Собранные до тех пор складки на лбу быстро распустились в знак удовольствия, и он, слегка улыбаясь, стал рассматривать свои ногти.
– Куда вы? – сказал он вдруг, обращаясь к князю Андрею, который встал и направился в свою комнату.
– Я еду.
– Куда?
– В армию.
– Да вы хотели остаться еще два дня?
– А теперь я еду сейчас.
И князь Андрей, сделав распоряжение об отъезде, ушел в свою комнату.
– Знаете что, мой милый, – сказал Билибин, входя к нему в комнату. – Я подумал об вас. Зачем вы поедете?
И в доказательство неопровержимости этого довода складки все сбежали с лица.
Князь Андрей вопросительно посмотрел на своего собеседника и ничего не ответил.
– Зачем вы поедете? Я знаю, вы думаете, что ваш долг – скакать в армию теперь, когда армия в опасности. Я это понимаю, mon cher, c'est de l'heroisme. [мой дорогой, это героизм.]
– Нисколько, – сказал князь Андрей.
– Но вы un philoSophiee, [философ,] будьте же им вполне, посмотрите на вещи с другой стороны, и вы увидите, что ваш долг, напротив, беречь себя. Предоставьте это другим, которые ни на что более не годны… Вам не велено приезжать назад, и отсюда вас не отпустили; стало быть, вы можете остаться и ехать с нами, куда нас повлечет наша несчастная судьба. Говорят, едут в Ольмюц. А Ольмюц очень милый город. И мы с вами вместе спокойно поедем в моей коляске.

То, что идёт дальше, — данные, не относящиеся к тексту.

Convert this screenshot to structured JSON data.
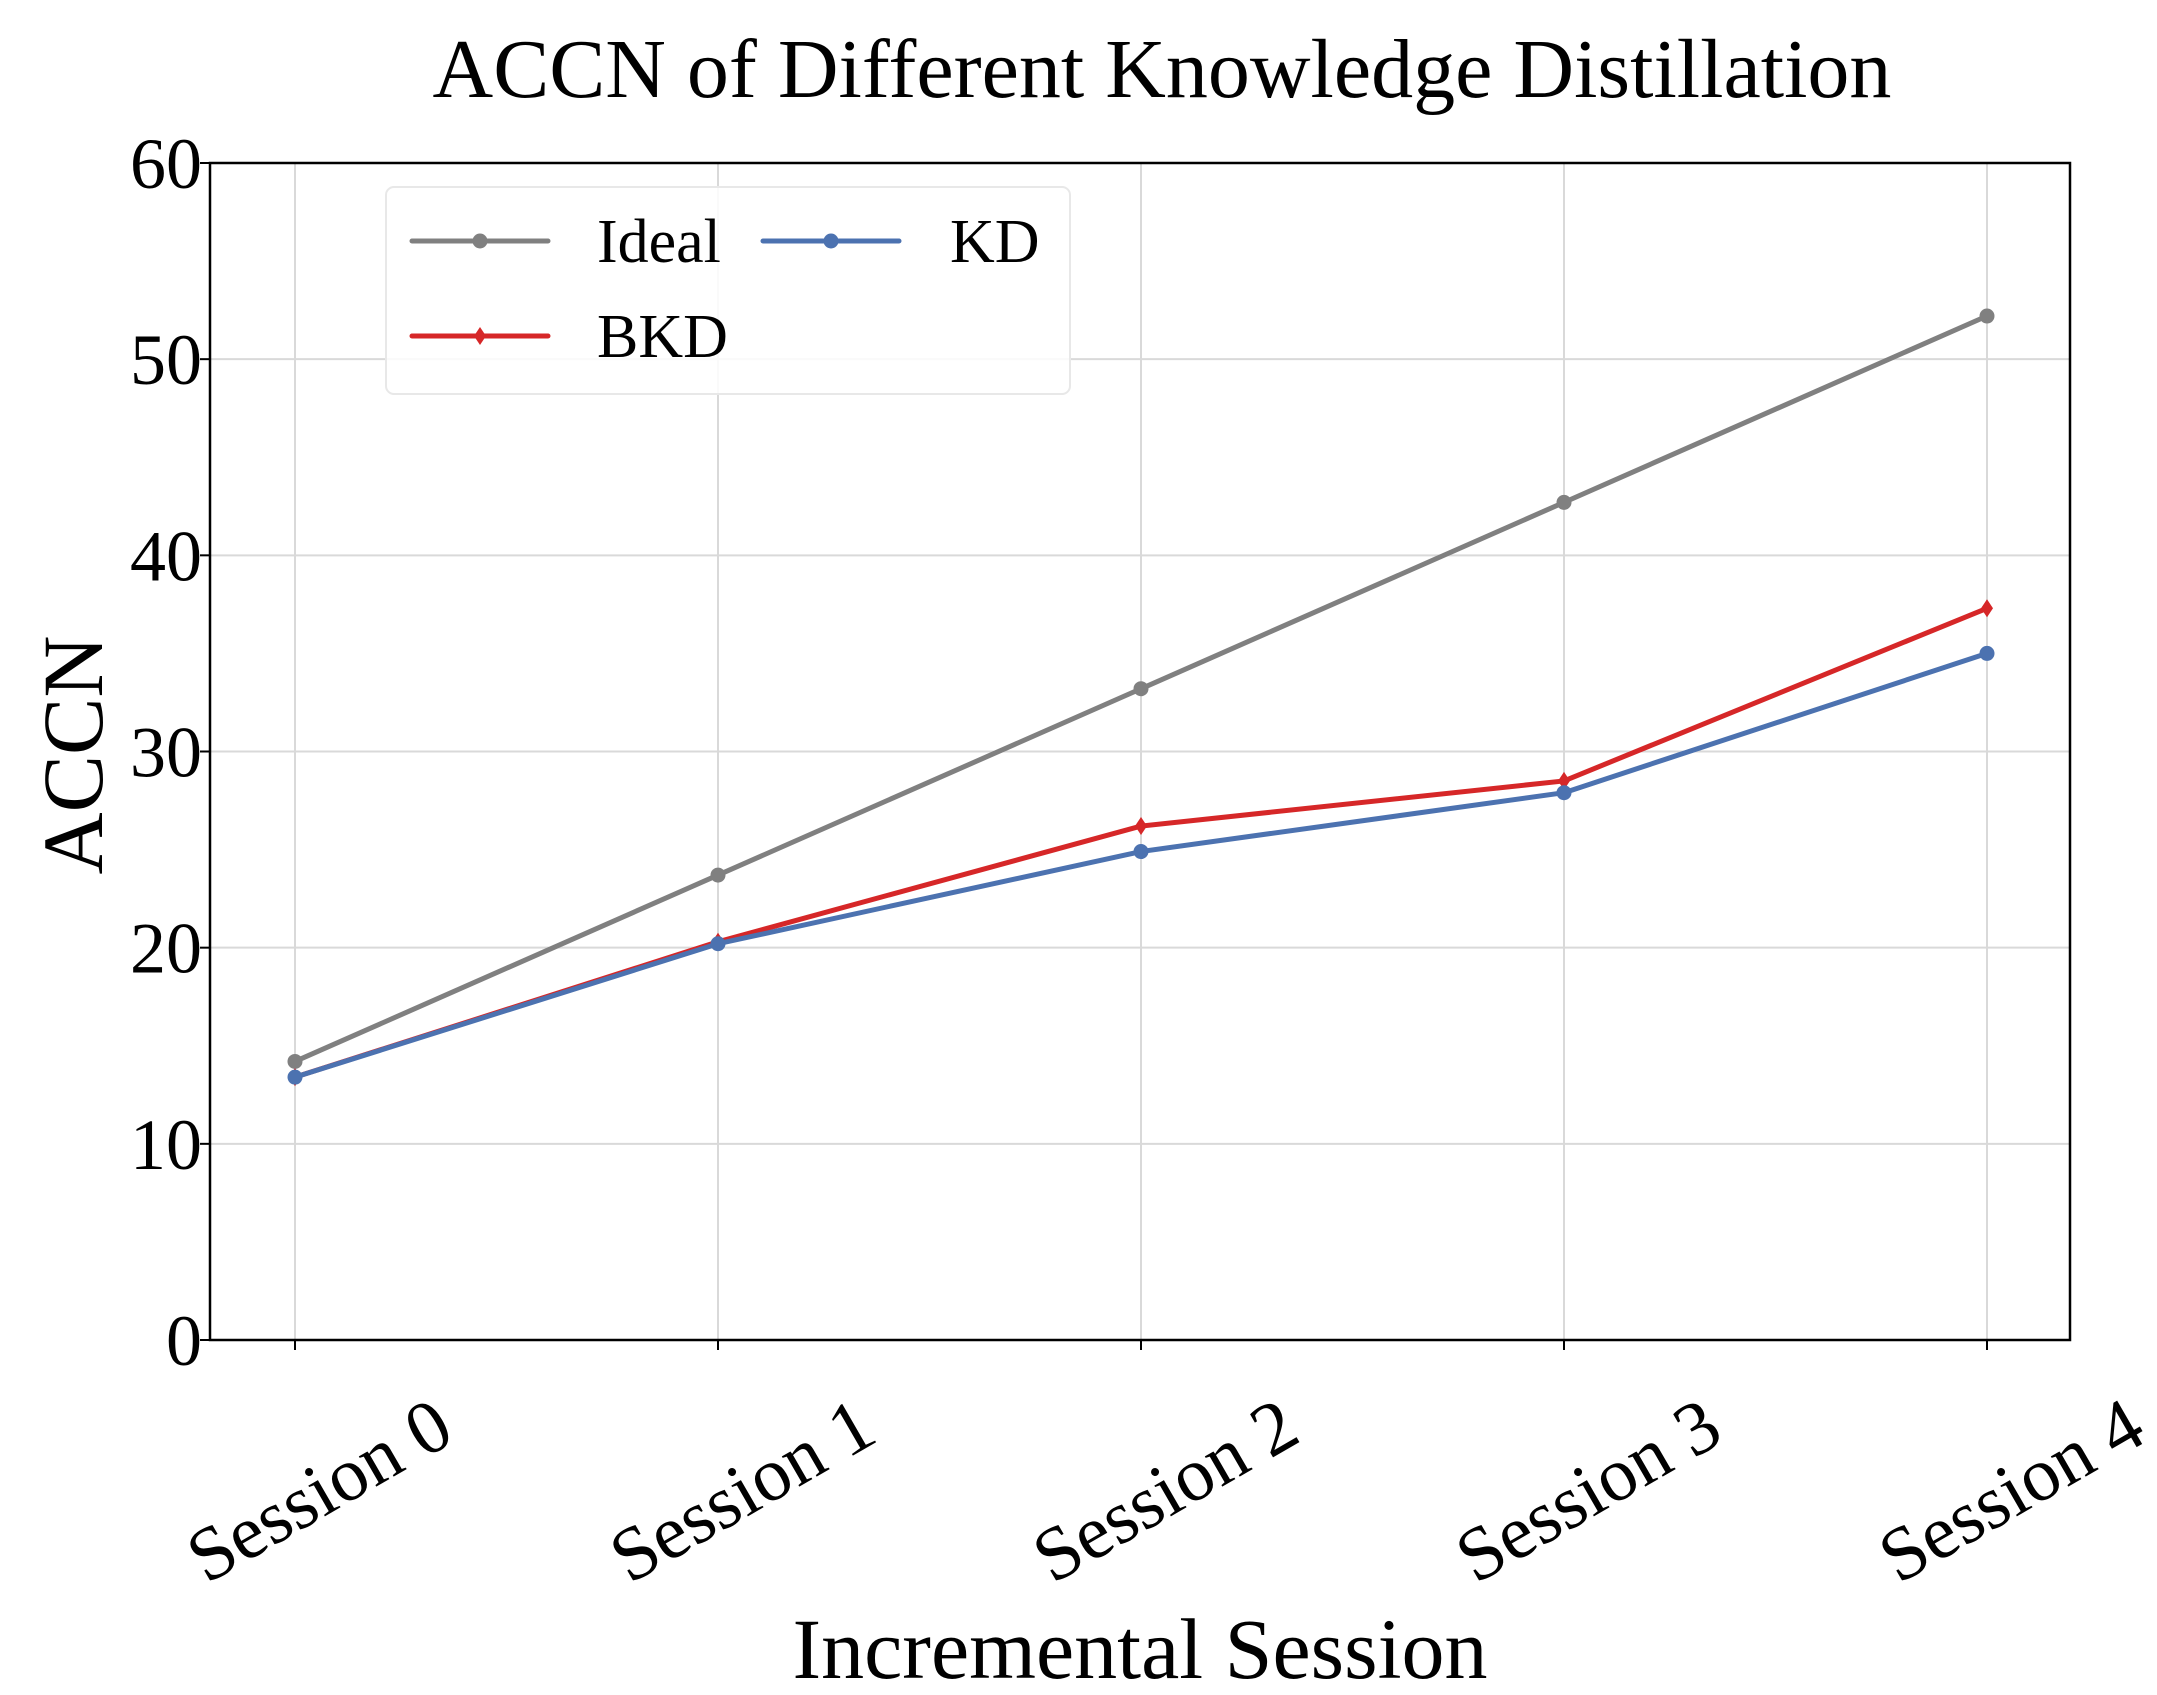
{
  "chart_data": {
    "type": "line",
    "title": "ACCN of Different Knowledge Distillation",
    "xlabel": "Incremental Session",
    "ylabel": "ACCN",
    "categories": [
      "Session 0",
      "Session 1",
      "Session 2",
      "Session 3",
      "Session 4"
    ],
    "ylim": [
      0,
      60
    ],
    "yticks": [
      "0",
      "10",
      "20",
      "30",
      "40",
      "50",
      "60"
    ],
    "grid": true,
    "legend_position": "upper-left",
    "series": [
      {
        "name": "Ideal",
        "values": [
          14.2,
          23.7,
          33.2,
          42.7,
          52.2
        ],
        "color": "#808080",
        "marker": "circle"
      },
      {
        "name": "KD",
        "values": [
          13.4,
          20.2,
          24.9,
          27.9,
          35.0
        ],
        "color": "#4c72b0",
        "marker": "circle"
      },
      {
        "name": "BKD",
        "values": [
          13.4,
          20.3,
          26.2,
          28.5,
          37.3
        ],
        "color": "#d62728",
        "marker": "diamond"
      }
    ]
  }
}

– Перестаньте шутить, Билибин, – сказал Болконский.
– Я говорю вам искренно и дружески. Рассудите. Куда и для чего вы поедете теперь, когда вы можете оставаться здесь? Вас ожидает одно из двух (он собрал кожу над левым виском): или не доедете до армии и мир будет заключен, или поражение и срам со всею кутузовскою армией.
И Билибин распустил кожу, чувствуя, что дилемма его неопровержима.
– Этого я не могу рассудить, – холодно сказал князь Андрей, а подумал: «еду для того, чтобы спасти армию».
– Mon cher, vous etes un heros, [Мой дорогой, вы – герой,] – сказал Билибин.


В ту же ночь, откланявшись военному министру, Болконский ехал в армию, сам не зная, где он найдет ее, и опасаясь по дороге к Кремсу быть перехваченным французами.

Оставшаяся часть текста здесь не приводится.